Both Sutherland and the city health department said water is available at the water filtration plant in New Boston near Walmart. Johnson noted residents must bring their own jugs to be filled at the plant. Bottled water is, of course, also always an option.
At the Portsmouth Kroger, a manager reported there was no shortage of that item on store shelves. He declined further comment directing questions to Kroger’s corporate headquarters. A phone call to the number provided was not returned.
According to Johnson, after a discussion with Sutherland on Sunday, his understanding is that once repairs reach Kinneys Lane, the idea is workers will take a break, allowing pressure in the lines to return to normal. Early Tuesday afternoon, Sutherland said the city may have been able to blast water up to the hilltop area, but feared doing such would stir up the pipes, causing the scattering of what he called “tuberculation,” which according to a Google search is “the formation of localized corrosion products scattered over the surface (of pipes) in the form of knob-like mounds.” When water is forced harshly through the pipes, those materials become loose and are released into the water.
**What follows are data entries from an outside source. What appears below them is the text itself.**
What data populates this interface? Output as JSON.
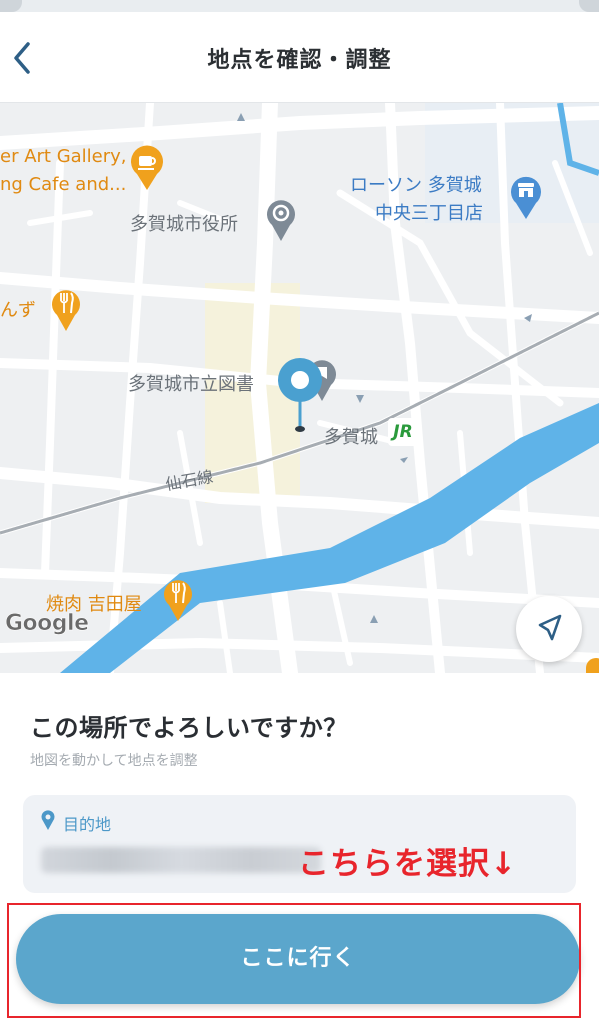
{
  "header": {
    "title": "地点を確認・調整",
    "back_icon": "chevron-left-icon"
  },
  "map": {
    "labels": {
      "art_gallery_1": "er Art Gallery,",
      "art_gallery_2": "ng Cafe and...",
      "city_hall": "多賀城市役所",
      "lawson_1": "ローソン 多賀城",
      "lawson_2": "中央三丁目店",
      "nzu": "んず",
      "library": "多賀城市立図書",
      "station": "多賀城",
      "jr_badge": "JR",
      "line": "仙石線",
      "yakiniku": "焼肉 吉田屋",
      "google": "Google"
    },
    "colors": {
      "road": "#ffffff",
      "land": "#eef0f2",
      "river": "#5fb3e8",
      "poi_orange": "#f0a11d",
      "pin_blue": "#4aa0d0",
      "poi_blue": "#4a8fd4"
    }
  },
  "sheet": {
    "question": "この場所でよろしいですか？",
    "hint": "地図を動かして地点を調整",
    "destination_label": "目的地",
    "go_button": "ここに行く"
  },
  "annotation": {
    "text": "こちらを選択↓",
    "color": "#e8252c"
  }
}
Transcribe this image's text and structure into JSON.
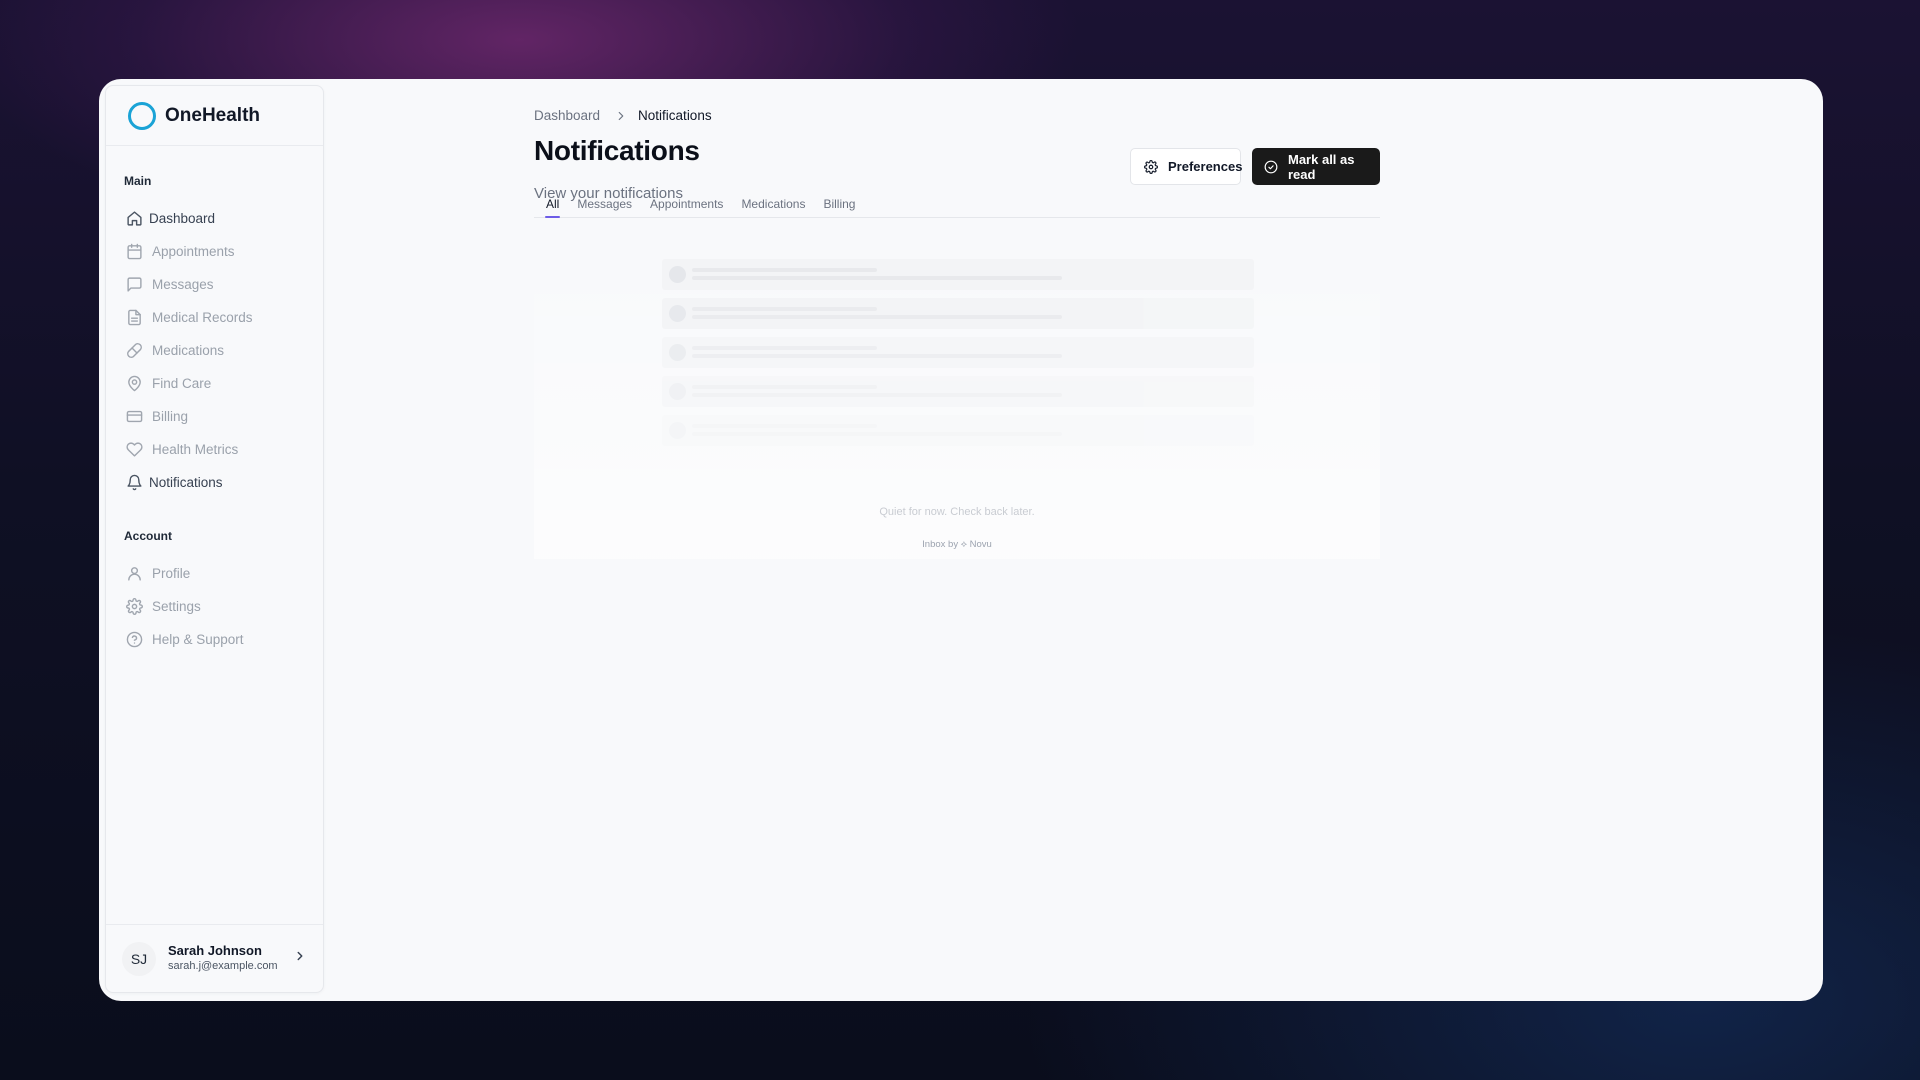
{
  "app": {
    "name": "OneHealth",
    "brand_color": "#1aa3d6"
  },
  "sidebar": {
    "main_title": "Main",
    "main_items": [
      {
        "label": "Dashboard",
        "icon": "home-icon"
      },
      {
        "label": "Appointments",
        "icon": "calendar-icon"
      },
      {
        "label": "Messages",
        "icon": "message-icon"
      },
      {
        "label": "Medical Records",
        "icon": "document-icon"
      },
      {
        "label": "Medications",
        "icon": "pill-icon"
      },
      {
        "label": "Find Care",
        "icon": "map-pin-icon"
      },
      {
        "label": "Billing",
        "icon": "credit-card-icon"
      },
      {
        "label": "Health Metrics",
        "icon": "heart-icon"
      },
      {
        "label": "Notifications",
        "icon": "bell-icon"
      }
    ],
    "account_title": "Account",
    "account_items": [
      {
        "label": "Profile",
        "icon": "user-icon"
      },
      {
        "label": "Settings",
        "icon": "gear-icon"
      },
      {
        "label": "Help & Support",
        "icon": "help-circle-icon"
      }
    ],
    "user": {
      "initials": "SJ",
      "name": "Sarah Johnson",
      "email": "sarah.j@example.com"
    }
  },
  "breadcrumb": {
    "parent": "Dashboard",
    "current": "Notifications"
  },
  "header": {
    "title": "Notifications",
    "subtitle": "View your notifications",
    "preferences_label": "Preferences",
    "mark_all_label": "Mark all as read"
  },
  "tabs": [
    {
      "label": "All",
      "active": true
    },
    {
      "label": "Messages",
      "active": false
    },
    {
      "label": "Appointments",
      "active": false
    },
    {
      "label": "Medications",
      "active": false
    },
    {
      "label": "Billing",
      "active": false
    }
  ],
  "inbox": {
    "empty_message": "Quiet for now. Check back later.",
    "powered_by": "Inbox by ⟡ Novu",
    "accent_color": "#6d5ce7"
  }
}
One construction company website notes this is especially a problem in pipes nearing or over 100 years of age.
In summing up, Johnson said one key to dealing with situations such as this is increased communication with residents. Towards that end, the city health department has set up a 24-hour call line at 740–354–8931.
For the future, Johnson said officials are looking into setting up a service which can send text messages to all residents informing them of boil orders and related information. He said the issue was discussed at Monday’s City Council meeting. Police Chief Robert Ware is supposed to be checking into the cost of such a system, but Johnson believes it would be minimal adding he would be in favor of moving to implement such a system as soon as possible. Ware told the Daily Times his department has been dealing with few problems related to the water crisis.
In the meantime, Johnson cautioned the city is liable to experience further water problems down the line.
“This is not just going to go away,” he said. “There’s no sense in candy coating it.”